Sunday 13 January 2013

Happy Sleepy Warm and Fuzzy Thoughts from a GRAD STUDENT!

I think January caught the flu; we've had about 24 hours now of enjoying the heat of its fever. After the bone-chilling weather of Vermont which had been years since I had to experience, the exceptional warmth of these days in NY came even more shockingly. Sleeveless dresses? Picnics in the warm sun? flip-flops to cross the grass while piles of melting snow tug at the corner of my eye? So bizarre. But not at all unwelcome!

These days of being back home, of adjusting to "real-life" once more; these mornings of waking up with the refrain I'm a student again! singing in my head so happily (far too cheerfully for so early in the morning!!) and of loving it, loving every minute of it. Tracking my first few books (yes, paper books still--I have yet to submit to the nook or the firepad) as they make their journey through the states (I think, it would have been so fun if the pony-express-boys could have had little gps devices attached to them so the girls in their dresses tucked away at home could at least follow the adventures of their little missiles...). Sitting in front of the computer screen and teaching myself it's ok, it's alright--release the Krakken; let your imagination come forth and swallow you whole. 

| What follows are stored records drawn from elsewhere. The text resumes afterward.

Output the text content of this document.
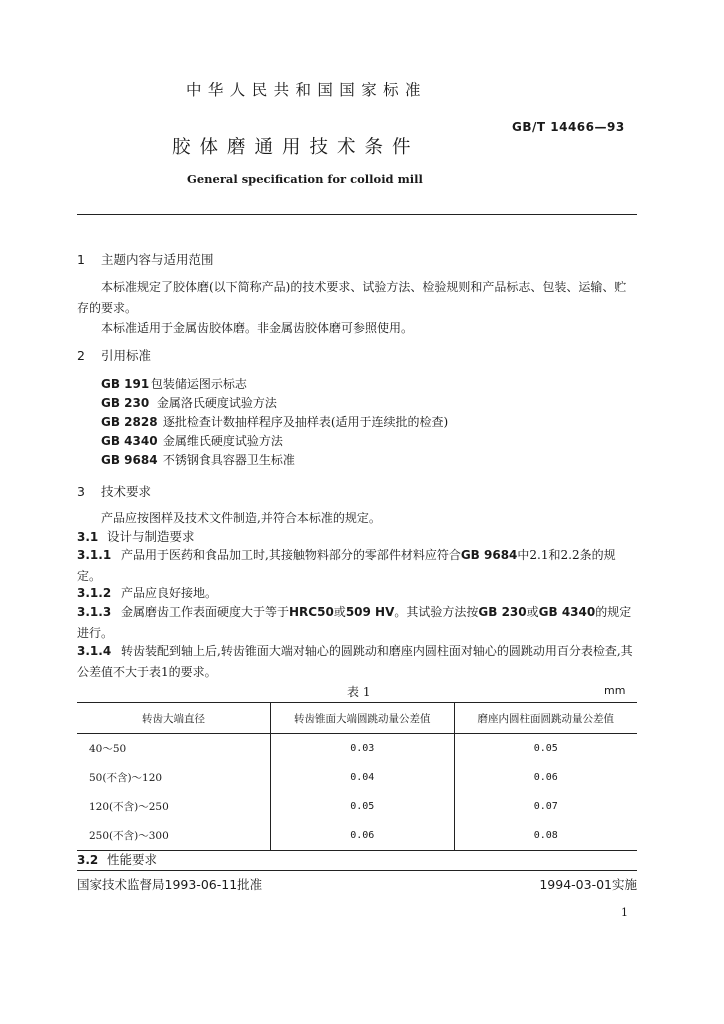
中华人民共和国国家标准
GB/T 14466—93
胶体磨通用技术条件
General specification for colloid mill
1 主题内容与适用范围
本标准规定了胶体磨(以下简称产品)的技术要求、试验方法、检验规则和产品标志、包装、运输、贮存的要求。
本标准适用于金属齿胶体磨。非金属齿胶体磨可参照使用。
2 引用标准
GB 191 包装储运图示标志
GB 230 金属洛氏硬度试验方法
GB 2828 逐批检查计数抽样程序及抽样表(适用于连续批的检查)
GB 4340 金属维氏硬度试验方法
GB 9684 不锈钢食具容器卫生标准
3 技术要求
产品应按图样及技术文件制造,并符合本标准的规定。
3.1 设计与制造要求
3.1.1 产品用于医药和食品加工时,其接触物料部分的零部件材料应符合GB 9684中2.1和2.2条的规定。
3.1.2 产品应良好接地。
3.1.3 金属磨齿工作表面硬度大于等于HRC50或509 HV。其试验方法按GB 230或GB 4340的规定进行。
3.1.4 转齿装配到轴上后,转齿锥面大端对轴心的圆跳动和磨座内圆柱面对轴心的圆跳动用百分表检查,其公差值不大于表1的要求。
表 1	mm
转齿大端直径	转齿锥面大端圆跳动量公差值	磨座内圆柱面圆跳动量公差值
40～50	0.03	0.05
50(不含)～120	0.04	0.06
120(不含)～250	0.05	0.07
250(不含)～300	0.06	0.08
3.2 性能要求
国家技术监督局1993-06-11批准	1994-03-01实施
1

Writing. Just the pure joy and the crystalline despair of writing. Of investing in myself in this one thing which I love most and above all else. So wonderful! 

It's terribly invigorating. Though I have so much less time, I've already done more cleaning and more cooking and more baking and more walking and more scheduled eating than I usually do in at least a month's time. (Well, excepting the walking. I haven't walked that much yet, not a month's worth!) But really. It's like being alive again. 

Watch me take that back next week, when I get swallowed up in the craziness of starting up a semester again and decide instead of being alive, it's drowning instead... 

Today I made the experiment of cooking Ethiopian food. I had some ingredients for it hiding in cupboard around my home, I think they must have been whispering to me. And of course, experience says that when you are about to embark on the tied-for-2nd busiest month of the year, you should always have meals available for a quick grab, so that you don't subsist on 2 shots of espresso a day, office chocolates, granola bars, and shrimp and spinach. Not that those are bad things. But they don't promise the best nutritional balance or the carousel of flavour which I prefer to indulge my taste buds in. So now i have a freezer full of daro-wat and kik alicha, as well as enough in my fridge for the next week of off and on meals, and some stock to make into a hearty potato stew (if I get around to picking up some vegetables in the market). 

I also indulged my nostalgia and made poppy-seed bread which I haven't made in about a decade. It still tastes just as good! And fresh out of the oven poppy seed bread with a nice mug of fresh-brewed double-shot mocha is perfect for a Sunday morning. 

It was all very good. 

I think tonight I am just so happy it is hard to even think about sleeping, hard to imagine that I might close my eyes on this well of joy and wake up tomorrow still with this thrill, still with this exultation. But I suppose if I don't close them soon... I will be too tired and grumpy in the morning to even care about exultation! 

And so, goodnight my readers. I hope you sleep well, or wake well, whichever timezone this finds you in.